My rating: 5 of 5 stars
The Sobbing School is filled with meditation on how a black man might respond to the trauma of America in ways that neither give way to despair or default to tired stereotypes and expectations. The evocation of Zora Neale Hurston’s famous critique of Richard Wright points toward a poetry that does not refuse the violence of the world, but refuses to submit to it: “I do not belong to the sobbing school of Negrohood who hold that nature somehow has given them a lowdown dirty deal and whose feelings are all hurt about it…No, I do not weep at the world–I am too busy sharpening my oyster knife.” The image of the blade, Hurston’s “oyster knife,” animates a number of these poems, a recurrent nod to Hurston’s admonition to accept the terms that “life”–or in this case an encompassing racial and racist reality — has set in motion and to respond, with force if necessary. It is, of course, impossible to avoid the analogy of poetry as a kind of blade in Hurston’s quote, and so in Bennett’s homage.
Any collection of poetry usually has only a handful that grip any reader, those we go back to at the end of the reading, and can imagine ourselves coming back to again and again. And perhaps different poems for different readers. I loved the opening historical poem to the memory of Henry Box Brown, who achieved his freedom from slavery by arranging to have himself mailed in a crate to the abolitionists in the North, and later performed this act on stage for abolitionist audiences. Bennett’s poem reflects on the performativity of freedom, reflecting on the ways that black despair plays to white appreciation: “I too/ have signed over the rights to all my/ best wounds. I know the stage/ is a leviathan with no proper name/ to curtail its breath.
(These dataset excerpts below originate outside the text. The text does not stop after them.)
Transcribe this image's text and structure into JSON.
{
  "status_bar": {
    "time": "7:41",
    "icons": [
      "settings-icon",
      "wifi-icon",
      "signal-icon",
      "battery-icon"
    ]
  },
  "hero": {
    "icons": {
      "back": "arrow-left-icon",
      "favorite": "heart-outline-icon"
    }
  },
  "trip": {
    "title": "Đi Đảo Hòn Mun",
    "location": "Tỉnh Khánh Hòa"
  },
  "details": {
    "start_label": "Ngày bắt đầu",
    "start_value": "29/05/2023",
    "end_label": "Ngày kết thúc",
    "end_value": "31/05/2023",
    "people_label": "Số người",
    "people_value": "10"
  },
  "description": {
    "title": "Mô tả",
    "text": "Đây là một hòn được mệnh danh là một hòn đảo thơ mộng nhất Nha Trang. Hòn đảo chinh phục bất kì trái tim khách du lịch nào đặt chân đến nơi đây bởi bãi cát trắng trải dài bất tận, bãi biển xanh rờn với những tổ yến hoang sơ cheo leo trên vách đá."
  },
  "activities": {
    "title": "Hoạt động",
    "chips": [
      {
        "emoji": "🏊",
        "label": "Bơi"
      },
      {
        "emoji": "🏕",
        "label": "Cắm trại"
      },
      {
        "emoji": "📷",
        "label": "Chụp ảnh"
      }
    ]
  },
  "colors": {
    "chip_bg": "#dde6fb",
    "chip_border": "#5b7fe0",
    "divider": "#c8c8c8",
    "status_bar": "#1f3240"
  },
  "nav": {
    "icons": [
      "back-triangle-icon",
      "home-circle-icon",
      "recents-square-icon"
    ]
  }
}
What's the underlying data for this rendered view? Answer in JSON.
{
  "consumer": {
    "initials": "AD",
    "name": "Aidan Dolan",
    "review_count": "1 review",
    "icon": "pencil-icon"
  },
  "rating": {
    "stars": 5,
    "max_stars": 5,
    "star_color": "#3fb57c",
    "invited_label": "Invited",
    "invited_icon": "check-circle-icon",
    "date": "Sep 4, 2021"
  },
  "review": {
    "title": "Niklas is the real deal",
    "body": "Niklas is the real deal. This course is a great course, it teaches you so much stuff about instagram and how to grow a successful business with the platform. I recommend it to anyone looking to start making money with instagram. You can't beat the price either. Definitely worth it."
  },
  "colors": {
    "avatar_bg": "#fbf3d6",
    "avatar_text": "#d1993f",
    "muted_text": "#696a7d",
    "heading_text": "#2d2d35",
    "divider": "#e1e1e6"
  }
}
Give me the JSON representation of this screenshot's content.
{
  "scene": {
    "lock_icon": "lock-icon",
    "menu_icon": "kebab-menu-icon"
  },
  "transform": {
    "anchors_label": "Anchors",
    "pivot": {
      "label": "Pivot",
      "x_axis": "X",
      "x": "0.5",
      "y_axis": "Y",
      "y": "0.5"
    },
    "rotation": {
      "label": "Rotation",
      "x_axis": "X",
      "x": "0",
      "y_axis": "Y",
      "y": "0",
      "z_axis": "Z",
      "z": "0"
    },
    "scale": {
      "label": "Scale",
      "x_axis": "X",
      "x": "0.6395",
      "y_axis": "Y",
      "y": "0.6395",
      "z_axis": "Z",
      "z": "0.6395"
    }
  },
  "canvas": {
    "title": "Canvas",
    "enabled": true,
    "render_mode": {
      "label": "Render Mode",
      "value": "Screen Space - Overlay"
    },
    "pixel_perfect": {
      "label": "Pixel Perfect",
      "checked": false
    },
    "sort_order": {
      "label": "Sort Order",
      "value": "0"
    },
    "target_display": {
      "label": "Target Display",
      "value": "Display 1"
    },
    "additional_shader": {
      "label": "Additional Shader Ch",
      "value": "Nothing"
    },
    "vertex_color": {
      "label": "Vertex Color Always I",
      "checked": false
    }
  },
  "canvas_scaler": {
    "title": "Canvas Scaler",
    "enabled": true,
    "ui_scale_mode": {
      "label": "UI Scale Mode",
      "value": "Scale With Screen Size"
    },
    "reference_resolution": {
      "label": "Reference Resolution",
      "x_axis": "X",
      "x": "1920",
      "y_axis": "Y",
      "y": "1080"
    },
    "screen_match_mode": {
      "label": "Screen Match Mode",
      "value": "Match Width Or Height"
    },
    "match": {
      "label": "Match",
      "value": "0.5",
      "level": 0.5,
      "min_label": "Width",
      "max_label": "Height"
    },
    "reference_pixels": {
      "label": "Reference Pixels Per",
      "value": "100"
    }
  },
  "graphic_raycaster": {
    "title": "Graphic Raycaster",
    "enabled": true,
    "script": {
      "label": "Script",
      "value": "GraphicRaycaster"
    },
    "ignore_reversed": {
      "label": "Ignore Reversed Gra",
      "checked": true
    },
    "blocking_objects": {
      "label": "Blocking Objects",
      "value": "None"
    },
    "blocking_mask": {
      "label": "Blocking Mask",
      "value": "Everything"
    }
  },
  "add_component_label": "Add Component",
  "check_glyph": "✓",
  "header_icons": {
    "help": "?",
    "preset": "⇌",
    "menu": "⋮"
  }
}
I know/ the respectable man enjoys a dark/ body best when it comes with a good/ cry thrown in.”
Bennett is particularly effective in evoking the emotion (if that is not too tepid a word) of the black man and community in the face of police killings and other violence against African Americans in the United States, and especially the pressure of white constructions of those events. In “Anthropophobia” he reads/hears white rhetoric justifying the killing of black men against the grain of its intention: “The steel blue ghost standing/ at the podium says VonDerrit Myers/ was no angel & all I can hear is// the boy was a human boy. The boy/ had a best friend & 206 bones. The boy/ had a name that God didn’t give him/….but/let me be clear: we are simply running out// of ways to shame the dead.”
Such lines, such poems, remind us suddenly, and we are surprised that we ever could have forgotten, that no man or woman has to justify their right to be among the living. This book makes that remembrance possible. I’ll look forward to reading more.